The file 'output.json' is a valid JSON file.


# Identify the entities and relationships in output.json using NLP and output in nlp.txt

In [2]:
# Identify the entities and relationships in output.json using NLP and output in nlp.txt

import json
import spacy

# Load a spaCy model (you might need to download one: python -m spacy download en_core_web_sm)
nlp = spacy.load("en_core_web_sm")

def extract_entities_and_relationships(json_file, output_file):
    try:
        with open(json_file, "r", encoding="utf-8") as f:
            data = json.load(f)
    except FileNotFoundError:
        print(f"Error: File '{json_file}' not found.")
        return
    except json.JSONDecodeError:
        print(f"Error: Invalid JSON in file '{json_file}'.")
        return

    entities_and_relationships = []

    def process_data(data):
      if isinstance(data, dict):
        for key, value in data.items():
          if isinstance(value, str):
            doc = nlp(value)
            for ent in doc.ents:
              entities_and_relationships.append({"entity": ent.text, "label": ent.label_,"context":key})

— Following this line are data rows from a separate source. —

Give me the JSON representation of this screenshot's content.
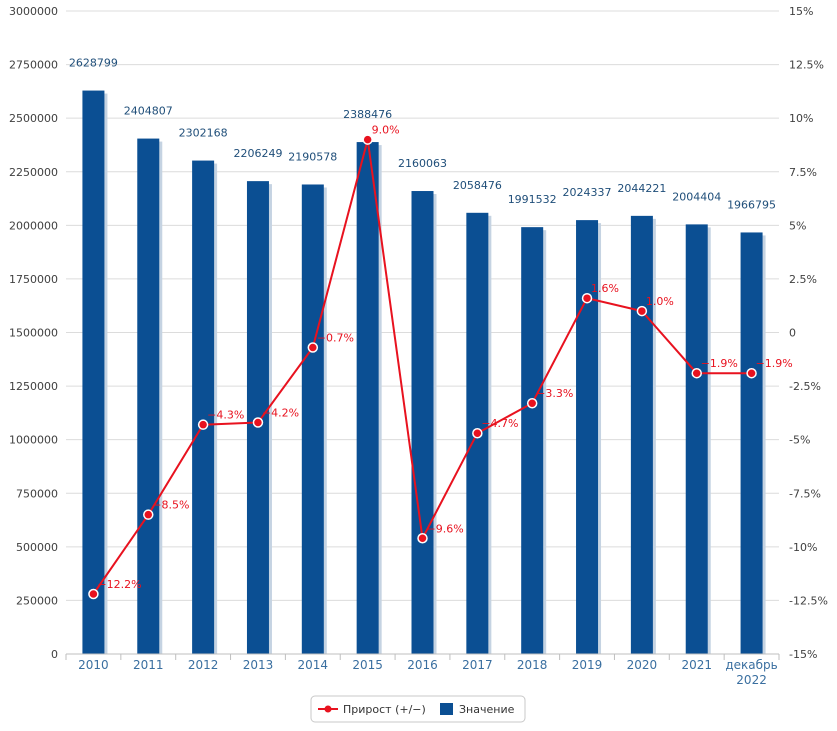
{
  "chart_data": {
    "type": "bar+line",
    "categories": [
      "2010",
      "2011",
      "2012",
      "2013",
      "2014",
      "2015",
      "2016",
      "2017",
      "2018",
      "2019",
      "2020",
      "2021",
      "декабрь 2022"
    ],
    "series": [
      {
        "name": "Значение",
        "type": "bar",
        "axis": "left",
        "color": "#0b4f93",
        "values": [
          2628799,
          2404807,
          2302168,
          2206249,
          2190578,
          2388476,
          2160063,
          2058476,
          1991532,
          2024337,
          2044221,
          2004404,
          1966795
        ],
        "labels": [
          "2628799",
          "2404807",
          "2302168",
          "2206249",
          "2190578",
          "2388476",
          "2160063",
          "2058476",
          "1991532",
          "2024337",
          "2044221",
          "2004404",
          "1966795"
        ]
      },
      {
        "name": "Прирост (+/−)",
        "type": "line",
        "axis": "right",
        "color": "#e8121f",
        "values": [
          -12.2,
          -8.5,
          -4.3,
          -4.2,
          -0.7,
          9.0,
          -9.6,
          -4.7,
          -3.3,
          1.6,
          1.0,
          -1.9,
          -1.9
        ],
        "labels": [
          "−12.2%",
          "−8.5%",
          "−4.3%",
          "−4.2%",
          "−0.7%",
          "9.0%",
          "−9.6%",
          "−4.7%",
          "−3.3%",
          "1.6%",
          "1.0%",
          "−1.9%",
          "−1.9%"
        ]
      }
    ],
    "y_left": {
      "range": [
        0,
        3000000
      ],
      "ticks": [
        0,
        250000,
        500000,
        750000,
        1000000,
        1250000,
        1500000,
        1750000,
        2000000,
        2250000,
        2500000,
        2750000,
        3000000
      ],
      "tick_labels": [
        "0",
        "250000",
        "500000",
        "750000",
        "1000000",
        "1250000",
        "1500000",
        "1750000",
        "2000000",
        "2250000",
        "2500000",
        "2750000",
        "3000000"
      ]
    },
    "y_right": {
      "range": [
        -15,
        15
      ],
      "ticks": [
        -15,
        -12.5,
        -10,
        -7.5,
        -5,
        -2.5,
        0,
        2.5,
        5,
        7.5,
        10,
        12.5,
        15
      ],
      "tick_labels": [
        "-15%",
        "-12.5%",
        "-10%",
        "-7.5%",
        "-5%",
        "-2.5%",
        "0",
        "2.5%",
        "5%",
        "7.5%",
        "10%",
        "12.5%",
        "15%"
      ]
    },
    "grid": true,
    "legend_position": "bottom-center"
  }
}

            for token in doc:
                if token.dep_ == "ROOT":
                   entities_and_relationships.append({"relationship": token.text, "context": key})
          elif isinstance(value, (dict, list)):
            process_data(value)

      elif isinstance(data, list):
        for item in data:
           process_data(item)


    process_data(data)

    try:
        with open(output_file, "w", encoding="utf-8") as outfile:
            json.dump(entities_and_relationships, outfile, indent=4)
        print(f"Entities and relationships extracted to '{output_file}'")

    except Exception as e:
        print(f"Error writing to file: {e}")

# Example usage:
input_json_file = "output.json"  # Replace with the path to your JSON file
output_txt_file = "nlp.txt"  # Replace with the desired output file name
extract_entities_and_relationships(input_json_file, output_txt_file)

Entities and relationships extracted to 'nlp.txt'